Is there a better way to design AI moral advisers?

All of this raises tough design questions for AI developers. Should they create chatbots that simply refuse to render moral judgments like “X is the right thing to do” or “Y is the wrong thing to do,” in the same way that AI companies have programmed their bots to put certain controversial subjects off limits?

“Practically, I think that probably couldn’t work. People would still find ways to use it for asking moral questions,” Volkman told me. “But more importantly, I don’t think there’s any principled way to carve off moral or value discussions from the rest of discourse.”

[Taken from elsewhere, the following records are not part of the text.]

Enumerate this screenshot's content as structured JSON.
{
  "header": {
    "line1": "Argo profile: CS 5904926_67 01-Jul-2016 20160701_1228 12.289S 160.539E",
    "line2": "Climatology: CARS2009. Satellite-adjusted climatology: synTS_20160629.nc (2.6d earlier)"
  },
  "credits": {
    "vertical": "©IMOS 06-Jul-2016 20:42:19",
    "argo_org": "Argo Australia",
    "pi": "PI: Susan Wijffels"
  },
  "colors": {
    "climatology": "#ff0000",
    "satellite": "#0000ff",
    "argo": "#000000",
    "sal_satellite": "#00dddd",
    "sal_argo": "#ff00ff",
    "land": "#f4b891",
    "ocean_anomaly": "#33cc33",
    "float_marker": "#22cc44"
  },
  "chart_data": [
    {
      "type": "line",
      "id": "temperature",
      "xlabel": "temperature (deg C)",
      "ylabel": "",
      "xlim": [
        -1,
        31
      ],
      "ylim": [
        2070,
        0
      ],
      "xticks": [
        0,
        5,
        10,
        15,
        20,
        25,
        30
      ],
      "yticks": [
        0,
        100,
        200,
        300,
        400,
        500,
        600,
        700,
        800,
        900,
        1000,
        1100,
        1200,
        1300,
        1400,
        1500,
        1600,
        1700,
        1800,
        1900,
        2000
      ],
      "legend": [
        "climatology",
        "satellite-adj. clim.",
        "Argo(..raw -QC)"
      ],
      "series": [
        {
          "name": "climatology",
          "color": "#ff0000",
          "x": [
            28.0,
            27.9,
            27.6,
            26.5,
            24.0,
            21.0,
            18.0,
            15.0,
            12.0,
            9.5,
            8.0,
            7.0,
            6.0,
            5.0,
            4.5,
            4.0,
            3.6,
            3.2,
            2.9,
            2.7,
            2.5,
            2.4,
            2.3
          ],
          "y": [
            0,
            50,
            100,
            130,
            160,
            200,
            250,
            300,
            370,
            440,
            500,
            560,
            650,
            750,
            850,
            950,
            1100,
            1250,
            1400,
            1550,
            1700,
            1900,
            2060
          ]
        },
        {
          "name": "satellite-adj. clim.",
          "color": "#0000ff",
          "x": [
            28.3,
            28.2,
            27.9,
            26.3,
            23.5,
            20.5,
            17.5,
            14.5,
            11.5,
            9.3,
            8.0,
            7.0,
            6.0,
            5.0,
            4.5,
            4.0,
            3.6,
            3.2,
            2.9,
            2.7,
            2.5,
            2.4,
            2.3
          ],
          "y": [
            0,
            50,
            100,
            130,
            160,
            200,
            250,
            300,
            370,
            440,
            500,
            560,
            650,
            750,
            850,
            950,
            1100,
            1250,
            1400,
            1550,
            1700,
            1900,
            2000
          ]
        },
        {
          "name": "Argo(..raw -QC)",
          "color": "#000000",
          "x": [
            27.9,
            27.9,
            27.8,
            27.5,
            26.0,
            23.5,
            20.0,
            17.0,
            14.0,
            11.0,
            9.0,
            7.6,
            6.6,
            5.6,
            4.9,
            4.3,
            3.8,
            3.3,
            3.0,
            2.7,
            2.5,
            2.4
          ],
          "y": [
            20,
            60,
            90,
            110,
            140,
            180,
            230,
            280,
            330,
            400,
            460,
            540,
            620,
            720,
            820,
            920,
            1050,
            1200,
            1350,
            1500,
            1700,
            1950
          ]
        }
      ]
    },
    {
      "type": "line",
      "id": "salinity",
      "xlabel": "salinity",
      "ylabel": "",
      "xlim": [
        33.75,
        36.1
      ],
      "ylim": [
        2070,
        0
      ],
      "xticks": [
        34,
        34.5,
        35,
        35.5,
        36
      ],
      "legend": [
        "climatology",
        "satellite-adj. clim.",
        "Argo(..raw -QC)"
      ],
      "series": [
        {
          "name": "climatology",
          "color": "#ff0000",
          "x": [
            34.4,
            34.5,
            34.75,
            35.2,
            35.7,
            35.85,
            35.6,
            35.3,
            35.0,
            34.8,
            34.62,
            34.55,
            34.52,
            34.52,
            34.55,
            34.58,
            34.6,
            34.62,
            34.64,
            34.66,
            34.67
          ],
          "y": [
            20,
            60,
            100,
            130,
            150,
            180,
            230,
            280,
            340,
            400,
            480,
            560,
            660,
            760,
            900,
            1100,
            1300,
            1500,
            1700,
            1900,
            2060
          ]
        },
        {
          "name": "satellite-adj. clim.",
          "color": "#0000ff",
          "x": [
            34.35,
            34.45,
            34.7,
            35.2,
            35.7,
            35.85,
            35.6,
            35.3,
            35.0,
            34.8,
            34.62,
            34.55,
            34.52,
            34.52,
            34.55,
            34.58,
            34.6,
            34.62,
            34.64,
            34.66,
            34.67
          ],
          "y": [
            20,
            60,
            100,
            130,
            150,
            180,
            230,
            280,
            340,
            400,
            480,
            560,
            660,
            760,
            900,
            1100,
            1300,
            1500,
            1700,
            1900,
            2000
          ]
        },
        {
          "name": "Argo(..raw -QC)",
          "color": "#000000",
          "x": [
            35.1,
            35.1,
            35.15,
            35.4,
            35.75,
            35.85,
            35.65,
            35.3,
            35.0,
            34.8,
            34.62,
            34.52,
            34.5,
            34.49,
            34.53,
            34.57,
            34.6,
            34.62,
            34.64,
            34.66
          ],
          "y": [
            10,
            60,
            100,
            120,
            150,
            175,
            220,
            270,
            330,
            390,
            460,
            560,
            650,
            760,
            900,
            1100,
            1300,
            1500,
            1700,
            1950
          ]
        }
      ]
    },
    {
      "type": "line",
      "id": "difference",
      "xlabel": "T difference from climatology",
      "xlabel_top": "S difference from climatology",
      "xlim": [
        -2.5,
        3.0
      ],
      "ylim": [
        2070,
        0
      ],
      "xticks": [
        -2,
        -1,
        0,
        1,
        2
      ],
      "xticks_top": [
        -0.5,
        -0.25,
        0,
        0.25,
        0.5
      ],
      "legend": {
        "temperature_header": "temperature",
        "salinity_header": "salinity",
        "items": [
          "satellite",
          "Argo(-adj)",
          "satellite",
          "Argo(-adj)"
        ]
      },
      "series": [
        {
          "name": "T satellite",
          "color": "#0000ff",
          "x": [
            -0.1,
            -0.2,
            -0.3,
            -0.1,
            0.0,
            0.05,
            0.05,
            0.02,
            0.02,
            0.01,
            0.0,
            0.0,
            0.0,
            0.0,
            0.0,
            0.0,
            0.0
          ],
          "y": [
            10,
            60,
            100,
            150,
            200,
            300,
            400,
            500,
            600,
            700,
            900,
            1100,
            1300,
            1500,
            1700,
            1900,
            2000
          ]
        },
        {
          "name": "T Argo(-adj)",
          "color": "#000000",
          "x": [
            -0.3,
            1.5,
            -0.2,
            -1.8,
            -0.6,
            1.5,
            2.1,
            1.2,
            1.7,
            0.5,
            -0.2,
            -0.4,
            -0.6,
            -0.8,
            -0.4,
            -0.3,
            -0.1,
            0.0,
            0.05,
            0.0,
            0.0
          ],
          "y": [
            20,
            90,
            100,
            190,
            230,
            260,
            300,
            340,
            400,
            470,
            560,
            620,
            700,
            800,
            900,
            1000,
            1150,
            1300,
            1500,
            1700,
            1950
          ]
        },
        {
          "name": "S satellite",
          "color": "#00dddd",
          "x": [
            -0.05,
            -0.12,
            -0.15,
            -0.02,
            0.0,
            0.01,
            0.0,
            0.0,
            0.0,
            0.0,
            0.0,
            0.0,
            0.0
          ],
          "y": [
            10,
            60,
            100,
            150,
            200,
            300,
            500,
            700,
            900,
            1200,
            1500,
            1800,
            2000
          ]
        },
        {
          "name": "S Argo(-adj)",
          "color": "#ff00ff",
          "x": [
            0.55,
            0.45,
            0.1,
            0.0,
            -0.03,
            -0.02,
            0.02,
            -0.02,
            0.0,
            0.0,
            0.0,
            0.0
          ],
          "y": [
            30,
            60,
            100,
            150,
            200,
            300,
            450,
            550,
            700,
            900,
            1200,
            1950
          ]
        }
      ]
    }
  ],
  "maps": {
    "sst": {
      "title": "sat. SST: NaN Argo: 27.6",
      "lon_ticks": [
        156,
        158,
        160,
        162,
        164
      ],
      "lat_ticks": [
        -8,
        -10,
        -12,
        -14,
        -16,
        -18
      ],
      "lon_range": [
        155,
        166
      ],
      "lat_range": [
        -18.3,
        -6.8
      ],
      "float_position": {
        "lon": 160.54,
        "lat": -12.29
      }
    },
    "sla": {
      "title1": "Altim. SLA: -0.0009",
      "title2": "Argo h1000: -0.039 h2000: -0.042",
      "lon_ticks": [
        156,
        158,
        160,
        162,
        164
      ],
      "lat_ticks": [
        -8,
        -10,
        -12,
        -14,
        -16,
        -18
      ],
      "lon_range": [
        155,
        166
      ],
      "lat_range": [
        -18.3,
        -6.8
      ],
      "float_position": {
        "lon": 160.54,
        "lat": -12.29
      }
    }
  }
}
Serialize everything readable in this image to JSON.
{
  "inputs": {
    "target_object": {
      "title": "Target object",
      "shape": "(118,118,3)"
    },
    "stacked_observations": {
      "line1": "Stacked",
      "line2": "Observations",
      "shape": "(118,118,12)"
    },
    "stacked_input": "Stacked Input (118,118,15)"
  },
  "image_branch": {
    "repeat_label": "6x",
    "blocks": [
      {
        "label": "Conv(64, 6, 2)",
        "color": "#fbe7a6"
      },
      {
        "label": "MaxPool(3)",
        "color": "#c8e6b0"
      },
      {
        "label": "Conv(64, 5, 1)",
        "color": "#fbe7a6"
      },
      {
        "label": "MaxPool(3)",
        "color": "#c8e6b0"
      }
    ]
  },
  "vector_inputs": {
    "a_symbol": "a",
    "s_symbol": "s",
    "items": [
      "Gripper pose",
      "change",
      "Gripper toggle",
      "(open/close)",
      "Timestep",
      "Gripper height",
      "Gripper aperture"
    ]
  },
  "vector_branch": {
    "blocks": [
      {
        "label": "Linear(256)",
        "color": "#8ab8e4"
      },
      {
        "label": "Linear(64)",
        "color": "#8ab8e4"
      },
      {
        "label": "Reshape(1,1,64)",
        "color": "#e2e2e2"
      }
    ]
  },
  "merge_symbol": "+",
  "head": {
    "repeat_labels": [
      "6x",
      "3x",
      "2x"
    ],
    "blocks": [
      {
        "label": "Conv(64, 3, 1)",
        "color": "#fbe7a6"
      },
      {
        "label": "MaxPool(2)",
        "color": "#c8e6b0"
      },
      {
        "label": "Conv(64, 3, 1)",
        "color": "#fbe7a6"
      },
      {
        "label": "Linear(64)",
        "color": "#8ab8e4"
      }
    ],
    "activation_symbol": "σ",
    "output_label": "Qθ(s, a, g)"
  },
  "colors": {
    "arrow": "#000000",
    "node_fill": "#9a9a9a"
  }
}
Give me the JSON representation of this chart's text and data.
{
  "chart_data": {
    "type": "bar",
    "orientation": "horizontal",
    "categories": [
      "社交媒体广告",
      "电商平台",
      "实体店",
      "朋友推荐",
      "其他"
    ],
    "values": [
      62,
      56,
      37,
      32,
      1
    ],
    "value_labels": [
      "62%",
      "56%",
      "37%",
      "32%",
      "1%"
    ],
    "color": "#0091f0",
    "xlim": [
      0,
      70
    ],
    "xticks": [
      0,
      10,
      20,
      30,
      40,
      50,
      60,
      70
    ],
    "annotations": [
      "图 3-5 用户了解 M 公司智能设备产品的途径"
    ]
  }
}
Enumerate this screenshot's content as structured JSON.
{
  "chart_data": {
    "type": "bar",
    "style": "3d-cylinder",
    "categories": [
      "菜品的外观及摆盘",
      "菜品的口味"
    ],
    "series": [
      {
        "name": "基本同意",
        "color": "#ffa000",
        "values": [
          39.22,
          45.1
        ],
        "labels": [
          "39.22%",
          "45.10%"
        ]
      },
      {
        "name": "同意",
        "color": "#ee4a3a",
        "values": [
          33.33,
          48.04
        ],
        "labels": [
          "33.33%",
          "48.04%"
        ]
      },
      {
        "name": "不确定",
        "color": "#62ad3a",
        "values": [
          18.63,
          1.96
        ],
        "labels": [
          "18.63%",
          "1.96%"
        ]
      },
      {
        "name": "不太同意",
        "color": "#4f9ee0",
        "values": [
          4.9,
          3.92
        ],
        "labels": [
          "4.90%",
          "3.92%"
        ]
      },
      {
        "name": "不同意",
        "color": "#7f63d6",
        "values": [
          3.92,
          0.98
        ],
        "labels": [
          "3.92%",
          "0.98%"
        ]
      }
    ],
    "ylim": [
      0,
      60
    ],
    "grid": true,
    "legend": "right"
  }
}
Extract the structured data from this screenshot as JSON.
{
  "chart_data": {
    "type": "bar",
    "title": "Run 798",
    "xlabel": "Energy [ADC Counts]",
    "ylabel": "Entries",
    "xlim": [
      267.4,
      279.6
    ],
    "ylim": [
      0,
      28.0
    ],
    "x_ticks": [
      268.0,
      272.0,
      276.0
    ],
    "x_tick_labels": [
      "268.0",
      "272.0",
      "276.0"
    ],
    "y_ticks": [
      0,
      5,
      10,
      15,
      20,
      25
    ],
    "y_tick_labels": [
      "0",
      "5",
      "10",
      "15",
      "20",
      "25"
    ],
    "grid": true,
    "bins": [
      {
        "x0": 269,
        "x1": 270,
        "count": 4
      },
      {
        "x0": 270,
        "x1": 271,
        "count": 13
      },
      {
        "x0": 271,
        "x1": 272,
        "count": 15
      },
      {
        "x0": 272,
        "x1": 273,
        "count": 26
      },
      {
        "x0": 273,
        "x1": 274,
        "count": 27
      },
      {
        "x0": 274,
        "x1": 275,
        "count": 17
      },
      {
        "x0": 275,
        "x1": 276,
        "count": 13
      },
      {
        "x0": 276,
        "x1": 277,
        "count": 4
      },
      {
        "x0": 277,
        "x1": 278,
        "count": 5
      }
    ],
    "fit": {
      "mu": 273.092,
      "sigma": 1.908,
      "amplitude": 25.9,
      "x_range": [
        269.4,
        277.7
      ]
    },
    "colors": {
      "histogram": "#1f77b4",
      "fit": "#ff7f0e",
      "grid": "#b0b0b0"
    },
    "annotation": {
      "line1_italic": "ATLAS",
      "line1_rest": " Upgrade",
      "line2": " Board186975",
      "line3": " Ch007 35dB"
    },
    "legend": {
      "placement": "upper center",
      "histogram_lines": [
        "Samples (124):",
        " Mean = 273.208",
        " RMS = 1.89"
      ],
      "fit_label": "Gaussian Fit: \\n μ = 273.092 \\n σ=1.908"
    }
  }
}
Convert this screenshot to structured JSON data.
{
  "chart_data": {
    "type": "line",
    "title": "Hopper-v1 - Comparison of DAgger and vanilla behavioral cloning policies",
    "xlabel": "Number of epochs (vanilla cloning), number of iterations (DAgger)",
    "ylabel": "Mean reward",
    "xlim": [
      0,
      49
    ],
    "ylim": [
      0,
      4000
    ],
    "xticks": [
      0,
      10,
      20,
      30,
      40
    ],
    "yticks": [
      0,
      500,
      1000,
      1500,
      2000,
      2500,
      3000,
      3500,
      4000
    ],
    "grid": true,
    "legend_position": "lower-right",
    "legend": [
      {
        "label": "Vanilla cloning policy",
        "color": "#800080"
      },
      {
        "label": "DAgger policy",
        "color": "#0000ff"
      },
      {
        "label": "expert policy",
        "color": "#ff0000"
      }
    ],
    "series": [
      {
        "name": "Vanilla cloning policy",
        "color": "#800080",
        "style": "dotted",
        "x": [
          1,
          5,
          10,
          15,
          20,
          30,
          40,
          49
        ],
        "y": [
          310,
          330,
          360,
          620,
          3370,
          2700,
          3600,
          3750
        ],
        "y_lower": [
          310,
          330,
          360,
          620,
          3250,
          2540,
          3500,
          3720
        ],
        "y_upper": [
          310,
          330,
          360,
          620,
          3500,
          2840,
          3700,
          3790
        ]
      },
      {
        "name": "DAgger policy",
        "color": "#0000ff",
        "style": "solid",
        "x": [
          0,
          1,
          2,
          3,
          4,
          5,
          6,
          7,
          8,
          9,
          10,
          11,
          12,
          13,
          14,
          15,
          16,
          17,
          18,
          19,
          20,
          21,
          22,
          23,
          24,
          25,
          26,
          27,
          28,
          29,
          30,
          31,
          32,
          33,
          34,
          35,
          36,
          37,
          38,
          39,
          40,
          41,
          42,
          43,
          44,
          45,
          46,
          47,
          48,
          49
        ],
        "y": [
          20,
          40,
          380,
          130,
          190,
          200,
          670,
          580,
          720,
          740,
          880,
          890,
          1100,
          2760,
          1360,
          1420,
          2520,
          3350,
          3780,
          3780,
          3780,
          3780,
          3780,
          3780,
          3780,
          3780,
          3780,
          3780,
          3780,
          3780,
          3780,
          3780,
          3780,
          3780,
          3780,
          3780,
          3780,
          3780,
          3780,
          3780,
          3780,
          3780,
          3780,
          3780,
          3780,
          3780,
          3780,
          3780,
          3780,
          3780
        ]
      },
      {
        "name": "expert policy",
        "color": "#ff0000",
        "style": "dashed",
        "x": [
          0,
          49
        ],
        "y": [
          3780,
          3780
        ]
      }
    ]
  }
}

In a philosophy class, moral questions take the form of canonical examples like the trolley dilemma. But in real life, ethics shows up much more subtly, in everything from choosing a school for your kid to deciding where to go on vacation. So it’s hard to see how ethically tinged questions could be neatly cordoned off from everything else.

Instead, some philosophers think we should ideally have AI that acts like Socrates. The Ancient Greek philosopher famously asked his students and colleagues question after question as a way to expose underlying assumptions and contradictions in their beliefs. A Socratic AI wouldn’t tell you what to believe; it would just help identify the morally salient features of your situation and ask you questions that help you clarify what you believe.

“Personally, I like that approach,” said Matthias Uhl, one of the co-authors on the ChatGPT study. “The Socratic approach is actually what therapists do as well. They say, ‘I’m not giving you the answers, I’m just helping you to ask the right questions.’ But even a Socratic algorithm can have a huge influence because the questions it asks can lead you down certain tracks. You can have a manipulative Socrates.”

To address that concern and make sure we’re accessing a truly pluralistic marketplace of ideas, Volkman and Gabriel suggest that we should have not one, but multiple Socratic AIs available to advise us. “The total system might include not only a virtual Socrates but also a virtual Epictetus, a virtual Confucius,” they write. “Each of these AI mentors would have a distinct point of view in ongoing dialogue with not only the user but also potentially with each other.” It would be like having a roomful of incredibly well-read and diverse friends at your fingertips, eager to help you 24/7.

Except, they would be unlike friends in one meaningful way. They would not be human. They would be machines that have read the whole internet, the collective hive mind, and that then function as interactive books. At best, they would help you notice when some of your intuitions are clashing with some of your moral principles, and guide you toward a resolution.

There may be some usefulness in that. But remember: Machines don’t know what it is to experience your unique set of circumstances. So although they might augment your thinking in some ways, they can’t replace your human moral intuition.